Wokingham. Wodrow's studious habits appear to have injured his health; and during the latter years of his life his usual pursuits were often interrupted by sickness, and he at length sunk under a gradual decline on the 21st of March 1734, in the 55th year of his age. In the year 1708 he was married to Margaret, daughter of Patrick Warner, minister of Irvine, and grand-daughter of William Guthrie, minister of Fenwick, author of a well-known practical treatise, "The Trial of a saving Interest in Christ." Of a family of sixteen children, nine, with their mother, survived him. His last illness he bore with much Christian fortitude and faith in the gospel, thus giving "a testimony in his practical experience to the efficacy of those holy truths which he preached so faithfully, and vindicated so nobly by his writings."

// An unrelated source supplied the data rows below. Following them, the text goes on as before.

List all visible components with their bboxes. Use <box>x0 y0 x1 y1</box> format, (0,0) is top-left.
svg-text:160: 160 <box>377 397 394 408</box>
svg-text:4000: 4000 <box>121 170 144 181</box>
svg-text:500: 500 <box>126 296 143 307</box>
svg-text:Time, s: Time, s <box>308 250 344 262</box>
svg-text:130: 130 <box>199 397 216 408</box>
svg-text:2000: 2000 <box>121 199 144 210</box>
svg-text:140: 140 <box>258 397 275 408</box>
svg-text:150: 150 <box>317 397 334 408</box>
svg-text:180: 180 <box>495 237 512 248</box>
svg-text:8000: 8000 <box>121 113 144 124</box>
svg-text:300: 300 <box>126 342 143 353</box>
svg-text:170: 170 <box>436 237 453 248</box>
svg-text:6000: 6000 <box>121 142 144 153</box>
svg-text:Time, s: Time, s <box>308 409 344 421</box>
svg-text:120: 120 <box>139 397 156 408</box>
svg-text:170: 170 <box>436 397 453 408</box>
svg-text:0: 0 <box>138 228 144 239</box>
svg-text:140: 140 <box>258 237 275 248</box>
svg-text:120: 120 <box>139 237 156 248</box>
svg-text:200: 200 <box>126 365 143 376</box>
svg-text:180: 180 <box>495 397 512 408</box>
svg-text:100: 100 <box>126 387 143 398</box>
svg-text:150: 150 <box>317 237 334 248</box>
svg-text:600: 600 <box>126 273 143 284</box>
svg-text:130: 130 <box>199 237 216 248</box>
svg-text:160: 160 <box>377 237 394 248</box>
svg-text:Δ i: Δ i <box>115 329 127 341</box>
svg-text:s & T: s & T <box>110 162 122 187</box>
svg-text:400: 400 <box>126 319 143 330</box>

In the course of his researches Mr Wodrow had industriously formed an extensive and important collection of manuscripts, chiefly relating to ecclesiastical affairs in Scotland. Some years after his death, the collection was offered for sale by his family. In May 1742, a portion of the MSS. was purchased by direction of the General Assembly, and this portion now remains the property of the Church. Fifty years later (in 1792) the great mass of his other MSS. and printed tracts was sold to the Faculty of Advocates, with the exception of his Biographical Collections (already mentioned), which were obtained about the same time by the University of Glasgow. In June 1828, the Faculty of Advocates likewise secured, what cannot fail to be esteemed an important accession to the Wodrow Manuscripts, 1st, his "Analecta," in six volumes, closely written, being a kind of note-book or diary, in which he has preserved a valuable and amusing record of literary intelligence, as well as remarkable occurrences, and the news of the day; 2d, a collection of his own letters, in three volumes, closely written (the first volume not being discovered), from March 1709 to December 1731, comprising copies of nearly 600 letters, which are well worthy of publication; and, 3d, the regular series of Letters addressed to him by literary persons, or by friends and relations, arranged by himself in chronological order, in twenty-two volumes 4to, and containing upwards of 3880 letters, between the years 1694 and 1733. In mentioning these collections, it may be proper to add, that, for illustrating the literary and ecclesiastical history of the period which they embrace, the publication of no similar works would be of greater importance than that of Wodrow's Analecta, with an extensive but judicious selection from his Correspondence.